Apache Pekko Cluster Bootstrap
Pekko Cluster Bootstrap helps forming (or joining to) a cluster by using Pekko Discovery to discover peer nodes. It is an alternative to configuring static seed-nodes
in dynamic deployment environments such as on Kubernetes or AWS.
It builds on the flexibility of Pekko Discovery, leveraging a range of discovery mechanisms depending on the environment you want to run your cluster in.
Prerequisites
Bootstrap depends on:
- Pekko Discovery to discover other members of the cluster
- Pekko Management to host HTTP endpoints used during the bootstrap process
A discovery mechanism needs to be chosen. A good default choice is DNS.
Project Info
Project Info: Apache Pekko Cluster Bootstrap | |
---|---|
Artifact | org.apache.pekko
pekko-management-cluster-bootstrap
1.1.0
|
JDK versions | OpenJDK 8 OpenJDK 11 OpenJDK 17 OpenJDK 21 |
Scala versions | 2.12.20, 2.13.15, 3.3.4 |
License | |
Home page | https://pekko.apache.org/ |
API documentation | |
Forums | |
Release notes | Release Notes |
Issues | GitHub issues |
Sources | https://github.com/apache/pekko-management |
Dependency
Add pekko-management-cluster-bootstrap
and one or more discovery mechanisms to use for the discovery process.

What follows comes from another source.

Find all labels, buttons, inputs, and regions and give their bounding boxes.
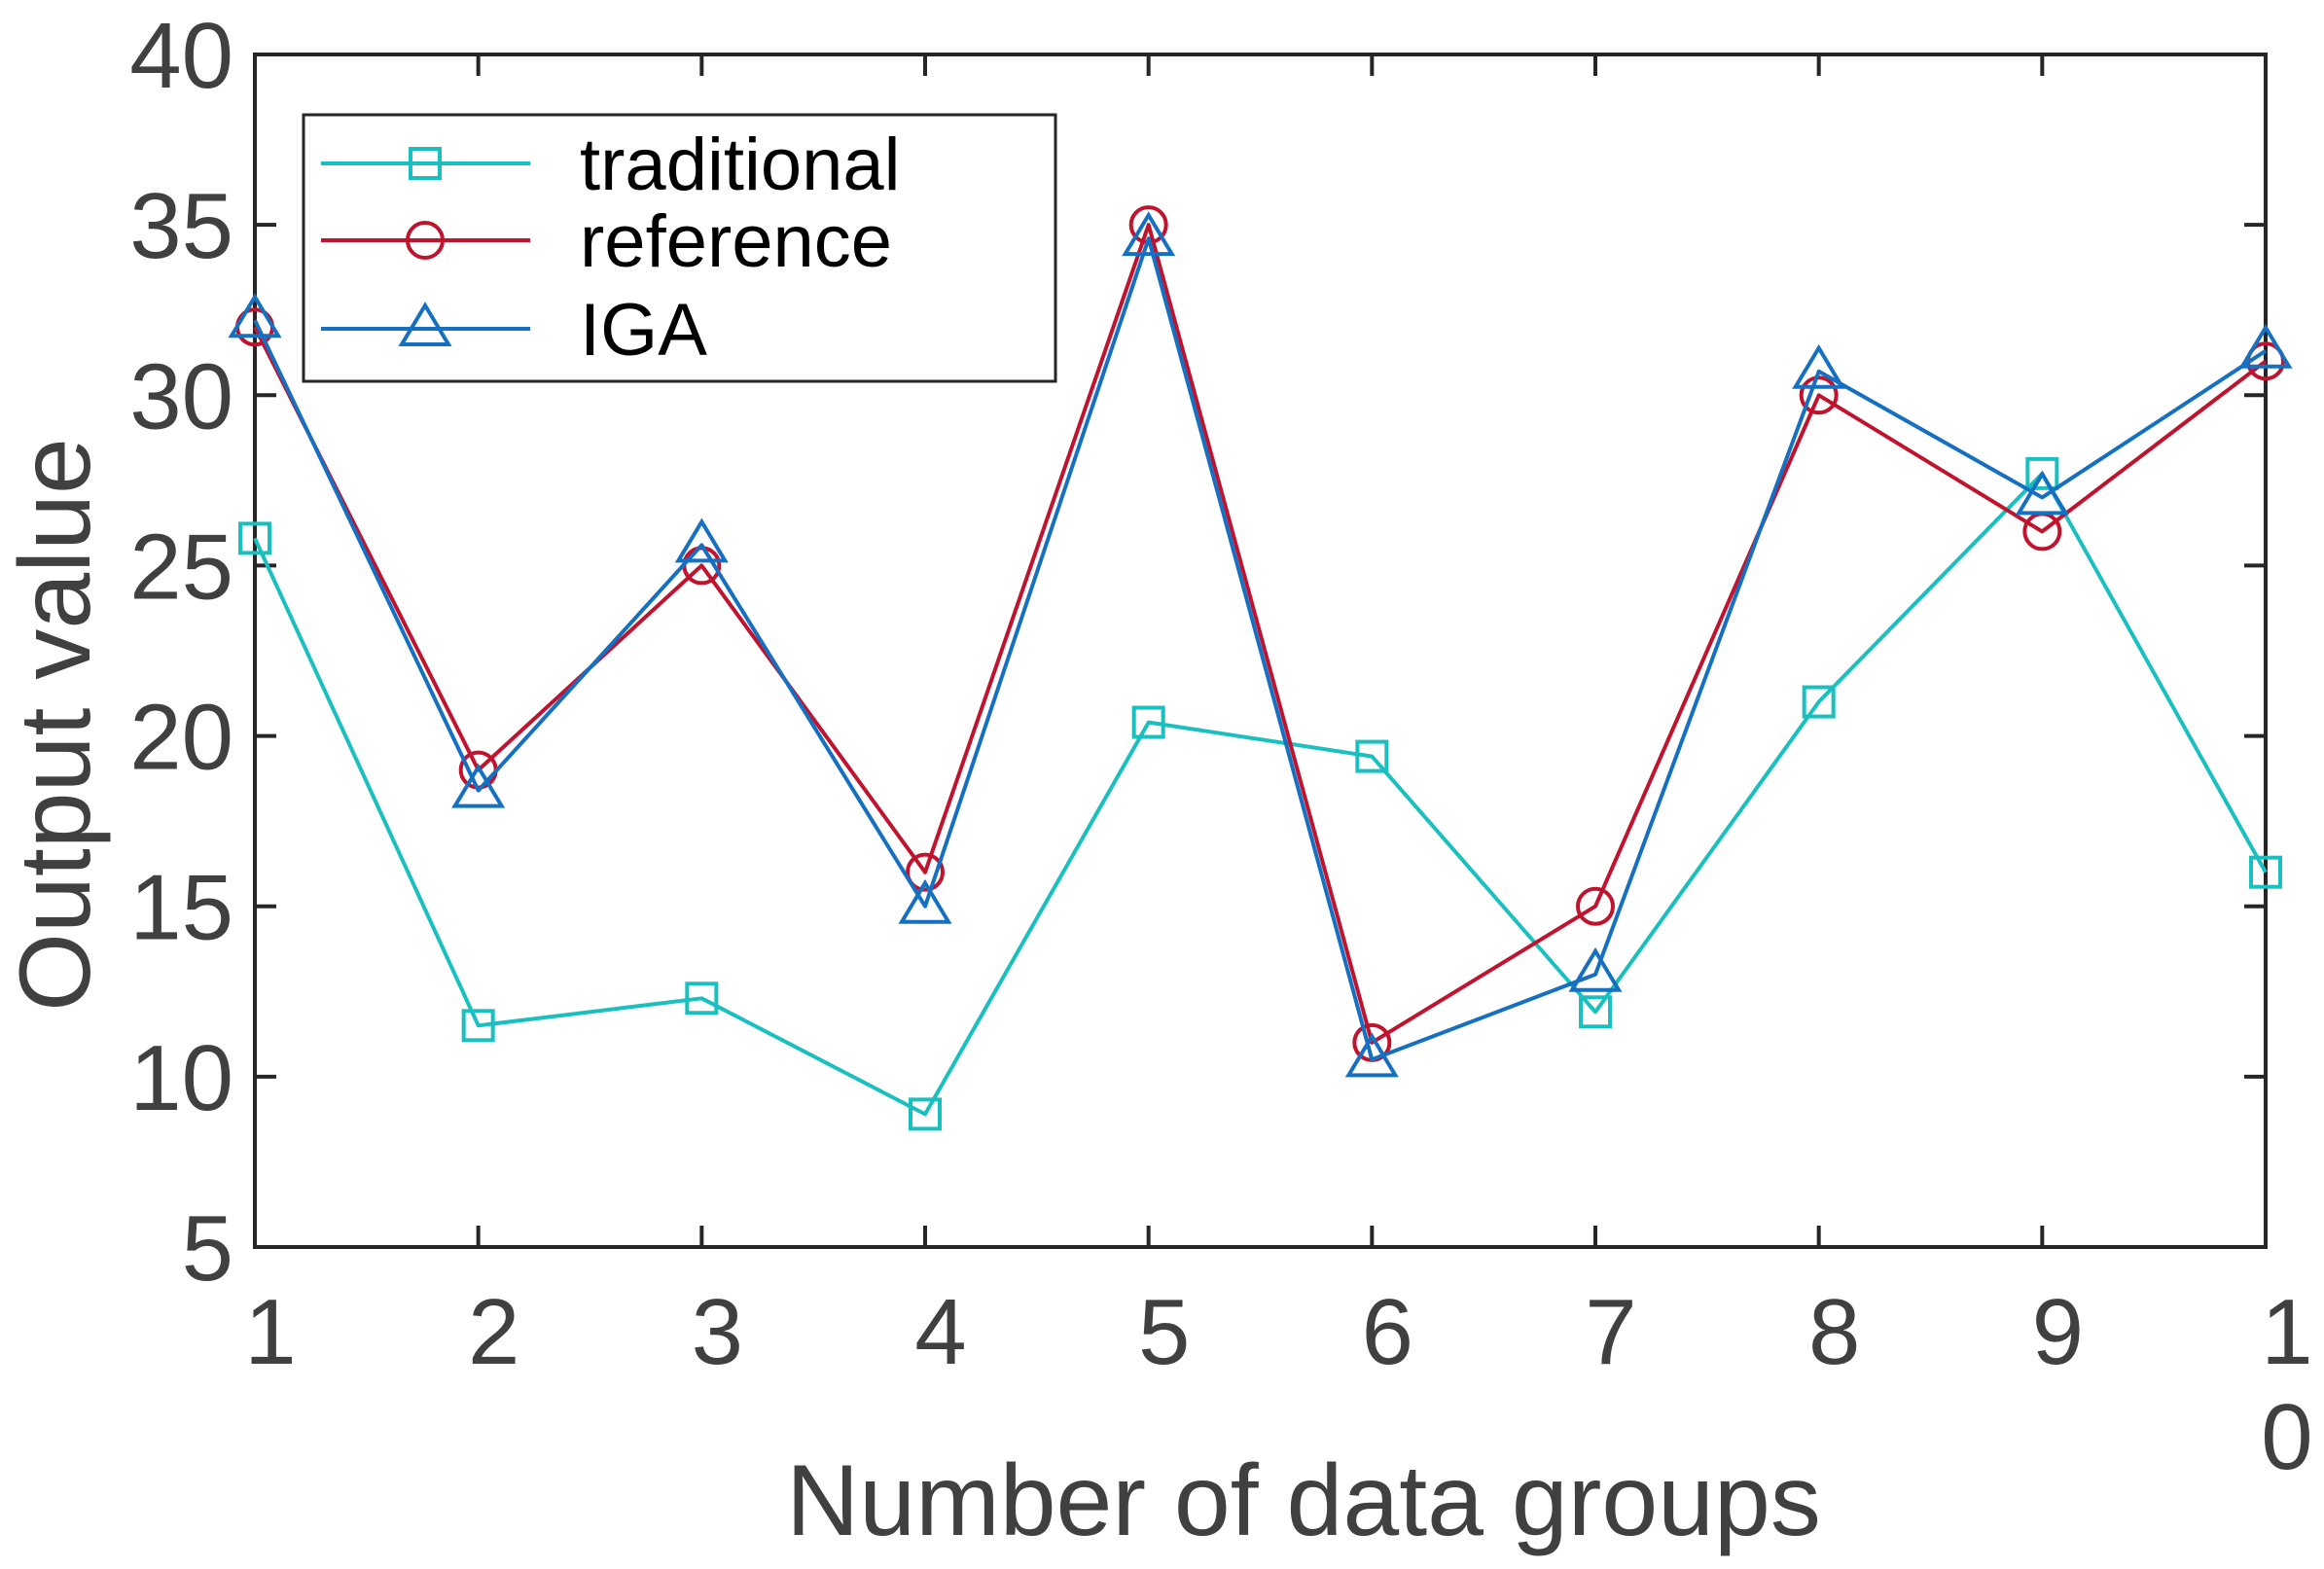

For example, you might choose to use the DNS discovery and bootstrap extensions:
- sbt
val PekkoVersion = "1.1.2" val PekkoManagementVersion = "1.1.0" libraryDependencies ++= Seq( "org.apache.pekko" %% "pekko-management-cluster-bootstrap" % PekkoManagementVersion, "org.apache.pekko" %% "pekko-discovery" % PekkoVersion )
- Gradle
def versions = [ PekkoVersion: "1.1.2", PekkoManagementVersion: "1.1.0", ScalaBinary: "2.13" ] dependencies { implementation "org.apache.pekko:pekko-management-cluster-bootstrap_${versions.ScalaBinary}:${versions.PekkoManagementVersion}" implementation "org.apache.pekko:pekko-discovery_${versions.ScalaBinary}:${versions.PekkoVersion}" }
- Maven
<properties> <pekko.version>1.1.2</pekko.version> <pekko.management.version>1.1.0</pekko.management.version> <scala.binary.version>2.13</scala.binary.version> </properties> <dependencies> <dependency> <groupId>org.apache.pekko</groupId> <artifactId>pekko-management-cluster-bootstrap_${scala.binary.version}</artifactId> <version>${pekko.management.version}</version> </dependency> <dependency> <groupId>org.apache.pekko</groupId> <artifactId>pekko-discovery_${scala.binary.version}</artifactId> <version>${pekko.version}</version> </dependency> </dependencies>
Pekko Cluster Bootstrap can be used with Pekko 1.1.2 or later. You have to override the following Pekko dependencies by defining them explicitly in your build and define the Pekko version to the one that you are using. Latest patch version of Pekko is recommended and a later version than 1.1.2 can be used.
- sbt
val PekkoVersion = "1.1.2" libraryDependencies ++= Seq( "org.apache.pekko" %% "pekko-cluster" % PekkoVersion, "org.apache.pekko" %% "pekko-discovery" % PekkoVersion )
- Gradle
def versions = [ PekkoVersion: "1.1.2", ScalaBinary: "2.13" ] dependencies { implementation "org.apache.pekko:pekko-cluster_${versions.ScalaBinary}:${versions.PekkoVersion}" implementation "org.apache.pekko:pekko-discovery_${versions.ScalaBinary}:${versions.PekkoVersion}" }
- Maven
<properties> <pekko.version>1.1.2</pekko.version> <scala.binary.version>2.13</scala.binary.version> </properties> <dependencies> <dependency> <groupId>org.apache.pekko</groupId> <artifactId>pekko-cluster_${scala.binary.version}</artifactId> <version>${pekko.version}</version> </dependency> <dependency> <groupId>org.apache.pekko</groupId> <artifactId>pekko-discovery_${scala.binary.version}</artifactId> <version>${pekko.version}</version> </dependency> </dependencies>
pekko-discovery
is already a transitive dependency of pekko-management-cluster-bootstrap
but it can be good to define it explicitly in the build of the application to align the Pekko versions with other dependencies from the application. The version must be the same across all Pekko modules, e.g. pekko-actor
, pekko-discovery
and pekko-cluster
must be of the same version.
The minimum supported Pekko version is 1.1.2. Use the same Pekko version for pekko-discovery
as for other Pekko dependencies in the application. Latest patch version of Pekko is recommended and a later version than 1.1.2 can be used.
Using
Pekko management must be started as well as the bootstrap process, this can either be done through config or programmatically.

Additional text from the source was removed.